5. v20 “You know that I have not hesitated to preach anything that would be helpful to you but have taught you publicly and from house to house.”
 
One of my guiding principles in teaching the Bible I heard second hand when I was twenty.[9] It goes something like: there is a strong tendency for preachers to try to fix people. That is altogether the wrong way of thinking about it. It derails your content and undermines your tone. The preacher’s job is to be helpful. The Bible (in the teaching context) is not your weapon you wield,[10] it is a resource you offer.

6. v13 “We went on ahead to the ship and sailed for Assos, where we were going to take Paul aboard. He had made this arrangement because he was going there on foot.”

The first word of the passage gives us insight into why there is a sudden vividness to Acts 20. Luke is a fine author and the previous chapters are complete, artful and compelling…but there is another layer to chapter 20. The first word of v13 is ‘we’. Luke joined the party in Macedonia. Hence the vividness and tenderness.[11]

7. v 28-29 “Be shepherds of the church of God…I know that after I leave, savage wolves will come in among you and will not spare the flock.”

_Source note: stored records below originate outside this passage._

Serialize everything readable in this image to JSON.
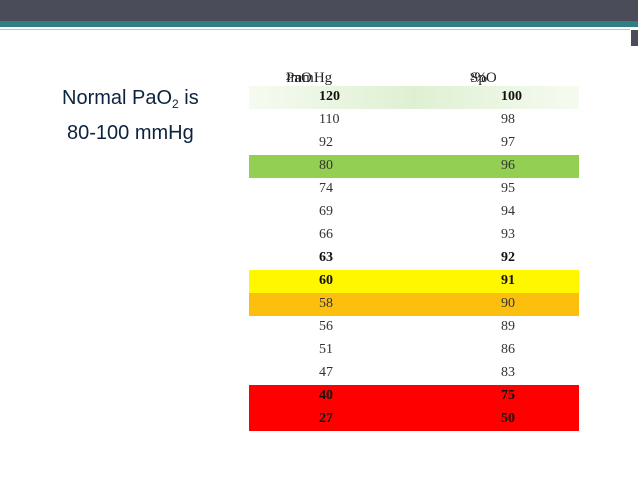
{
  "slide": {
    "title_line1_prefix": "Normal PaO",
    "title_line1_sub": "2",
    "title_line1_suffix": " is",
    "title_line2": "80-100 mmHg"
  },
  "table": {
    "headers": [
      {
        "prefix": "PaO",
        "sub": "2",
        "suffix": " mmHg"
      },
      {
        "prefix": "SpO",
        "sub": "2",
        "suffix": "%"
      }
    ],
    "rows": [
      {
        "pao2": "120",
        "spo2": "100",
        "bold": true,
        "color": "light-green"
      },
      {
        "pao2": "110",
        "spo2": "98",
        "bold": false,
        "color": "none"
      },
      {
        "pao2": "92",
        "spo2": "97",
        "bold": false,
        "color": "none"
      },
      {
        "pao2": "80",
        "spo2": "96",
        "bold": false,
        "color": "green"
      },
      {
        "pao2": "74",
        "spo2": "95",
        "bold": false,
        "color": "none"
      },
      {
        "pao2": "69",
        "spo2": "94",
        "bold": false,
        "color": "none"
      },
      {
        "pao2": "66",
        "spo2": "93",
        "bold": false,
        "color": "none"
      },
      {
        "pao2": "63",
        "spo2": "92",
        "bold": true,
        "color": "none"
      },
      {
        "pao2": "60",
        "spo2": "91",
        "bold": true,
        "color": "yellow"
      },
      {
        "pao2": "58",
        "spo2": "90",
        "bold": false,
        "color": "orange"
      },
      {
        "pao2": "56",
        "spo2": "89",
        "bold": false,
        "color": "none"
      },
      {
        "pao2": "51",
        "spo2": "86",
        "bold": false,
        "color": "none"
      },
      {
        "pao2": "47",
        "spo2": "83",
        "bold": false,
        "color": "none"
      },
      {
        "pao2": "40",
        "spo2": "75",
        "bold": true,
        "color": "red"
      },
      {
        "pao2": "27",
        "spo2": "50",
        "bold": true,
        "color": "red"
      }
    ]
  },
  "colors": {
    "light-green": "#dff0d2",
    "green": "#92cf52",
    "yellow": "#fef700",
    "orange": "#fdbf0e",
    "red": "#ff0000",
    "topbar": "#4a4c5a",
    "accent": "#2f7f84"
  }
}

The shepherd analogy is ubiquitous in the scriptures as a metaphor for pastoral care. So it is not surprising, at first, that Paul goes to it here…until you realize that Paul was a thoroughgoing urbanite. His illustrations tended to be of the games or the races[12] or urban commerce. Shepherding is outside of his wheel house.[13] He is contextualizing. But he uses it for its protective connotations. He is concerned that the new church will attract a wide array of world view peddlers. He had reason for these concerns. It turns out this passage has not one, but two sequels. Fist, is the book of Ephesians[14], that demonstrates that his concerns were well founded. There had been several attempts to subvert the belief system of the church in Ephesus.[15] However, we get a part III. Ignatius, the second earliest extant, orthodox, author who didn’t make the Bible, wrote a letter to Ephesus and seemed to intimate that their doctrinal struggles are behind them.

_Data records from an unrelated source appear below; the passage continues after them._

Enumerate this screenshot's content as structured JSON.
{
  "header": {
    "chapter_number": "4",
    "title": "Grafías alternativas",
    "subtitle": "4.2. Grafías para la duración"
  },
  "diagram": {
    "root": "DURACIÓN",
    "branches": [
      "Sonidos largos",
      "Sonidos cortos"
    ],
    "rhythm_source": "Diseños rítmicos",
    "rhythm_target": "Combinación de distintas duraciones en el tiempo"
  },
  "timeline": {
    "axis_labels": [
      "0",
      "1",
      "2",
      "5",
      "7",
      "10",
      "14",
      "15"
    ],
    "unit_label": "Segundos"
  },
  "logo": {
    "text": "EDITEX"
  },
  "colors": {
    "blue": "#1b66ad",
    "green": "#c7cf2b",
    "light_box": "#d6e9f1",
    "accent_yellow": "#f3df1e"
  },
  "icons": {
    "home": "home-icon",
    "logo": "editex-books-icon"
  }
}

8. v17 “From Miletus, Paul sent to Ephesus for the elders of the church.”
 
I have argued several times on this blog that I believe the Bible intentionally gives us very few prescriptive guidelines on how to organize and arrange church polity. But, one thing I believe is clear is that Pauline churches, though diverse in structure and culture, shared on prescriptive characteristic. Leadership was plural. If this story was about an evangelical or Catholic church, it would be the story of Paul meeting with one man who was in charge of the Ephesian church. But Paul was too good a student of human nature to leave behind an ecclesiology that entrusted so much to a single individual. Paul gives his pastoral charge to a group of men who were to lead the church TOGETHER in this city. New Testament leadership is, without exception, done in community.

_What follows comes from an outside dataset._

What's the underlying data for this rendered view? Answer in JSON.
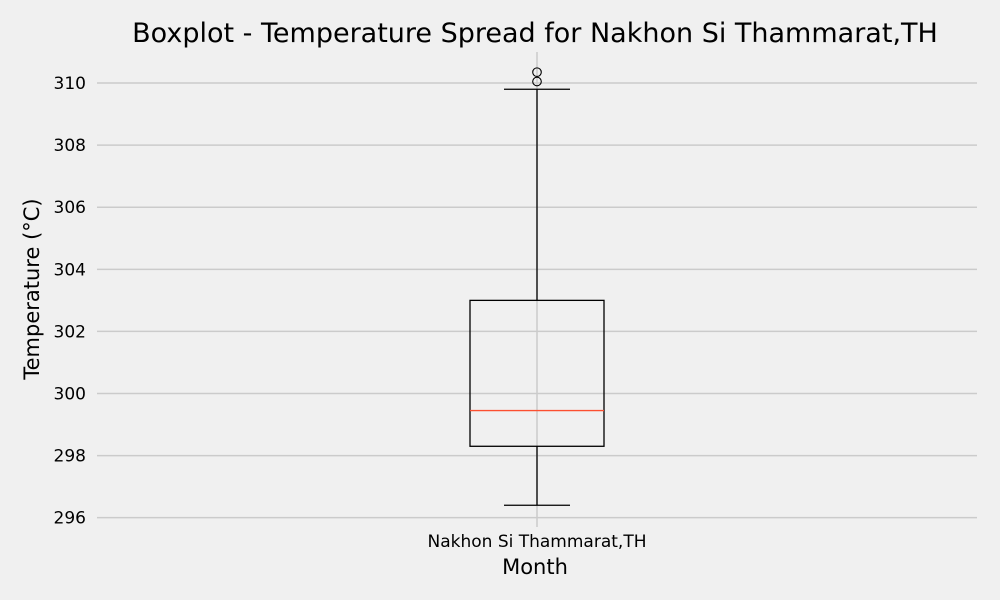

This post was written while listening to the Thrice Pandora Station

__________
[1] In the case of these themes, the reason is generally that it is far too technical and not nearly practical enough.
[2] While the answer is unequivocal and unanimously agreed upon, his meaning of ‘the kingdom’ could not be more contested. Most evangelicals get it totally wrong. Sadly, most Christians of more Liberal associations get it wronger. It is neither a synonym for a future eschatological state nor a call to this-worldly social action (though it includes both those ideas)…it is the entire realm of God’s rule (past, present and future) parallel to and intersecting with our fractured reality.
[3] I follow John in utilizing the personal, male, pronoun to refer to the Spirit. For a full discussion of the horses in this race, see Pinnoch’s Flame of Love.
[4] It is of note, that so few texts are disputed that when one is, it is a story.
[5] I thought about ditching the talk I did and just doing a good Friday talk (since the message was during holy week) on this verse.
[6] It is also of note that the context of this verse is the exhortation to pastoral ministry. It is as if Paul is saying to these new leaders whose hands he is putting the young church into, ‘Just make sure you don’t forget whose church it is.”
[7] I had a whole point on ‘hard work’ and Paul’s ‘secular’ vocation in my talk that got cut. It is in the manuscript on my preaching page (link upper right)
[8] Count me in the camp that the methods of oral transmission in first century Jewish culture were optimized to high fidelity transmission. We need to be careful projecting a culture of memory from our seat in the ‘I don’t need to know anything because I can just google it’ generation (a generation, incidentally, that I love being part of).
[9] I heard it attributed to Jeff El by Mark Machia.
[10] The scriptures refer to themselves as a weapon in the context of struggles with malevolent SPIRITUAL realities, not people you care about.
[11] I also find it interesting wrt Pauline authorship of the epistles attributed to him. Luke is a fine historian. Most of his information that can be independently verified has held up very well (Bock). But this is an eye witness account…and it sounds exceedingly close to the Paul of the letters that bear his name.
[12] Like he does in v 24 of this passage.
[13] I owe this insight to one of the commentators (Boyce or Stott I think) but can’t remember who.
[14] Also Revelation and 2 Timothy (Bruce)
[15] Klosteman cites Empire Strikes Back as the best of the Star Wars Trilogy (agreed) and generalizes the insight to all trilogies. He argues that a trilogy is actually a three act story, and the second act of any story is where all of the conflict is. The same is true with the three act story of Ephesus.

4 comments:

Dave Everson said...

Stan, this was a great peek into your studies on this chapter. A couple of instant reactions: for a handful of specific reasons your comment about the Spirit's role in assuring us of danger and hardship was oddly comforting. Thanks.

Also, regarding urban Paul: what an excellent point! This will probably influence my reading of him for a while.

Finally, if Acts 20, Ephesians, and Ignatius are the Ephesus Trilogy, then the letters to Timothy are the character-driven, CGI "Episode 2.5" that gets good reviews but appeals to a much smaller audience.

Joel said...

I disagree with Klosterman about the second act always being the strongest in a trilogy. For evidence, I offer "Scream 2", which has flawed logic and is weaker than either the first or the third movie. It could be an exception that proves the rule, though, as I cannot think of another example.

Justin Bower said...

In terms of Empire, yes, this is of course the strongest of the three/six.

However, I have to (lightheartedly) agree with Joel, that trilogies don't often follow that trend:)

Temple of Doom. The Two Towers. Matrix: Revolutions. For a Few Dollars More. Etc.

Sometimes the story gets royally flubbed in the second chapter.

This of course, is my comment because I have nothing but praise for the rest of the post:)

stanford said...

Dave, The charecter driven episode 2.5 thing made me laugh out loud. Well done.

Joel and Justin, I can't adjudicate on the Scream series, but I think for Klosterman's hypothesis to be tested we have to deal with actual trilogies, not good movies that cashed in twice more on the franchise.

For example, the first Matrix was the best one because, the other two never actually happened.
http://xkcd.com/566/

So what are we left with?

Star Wars IV-VI
LOTR
Godfather

I think those three fit the model. Yes/No? And am I leaving out important data?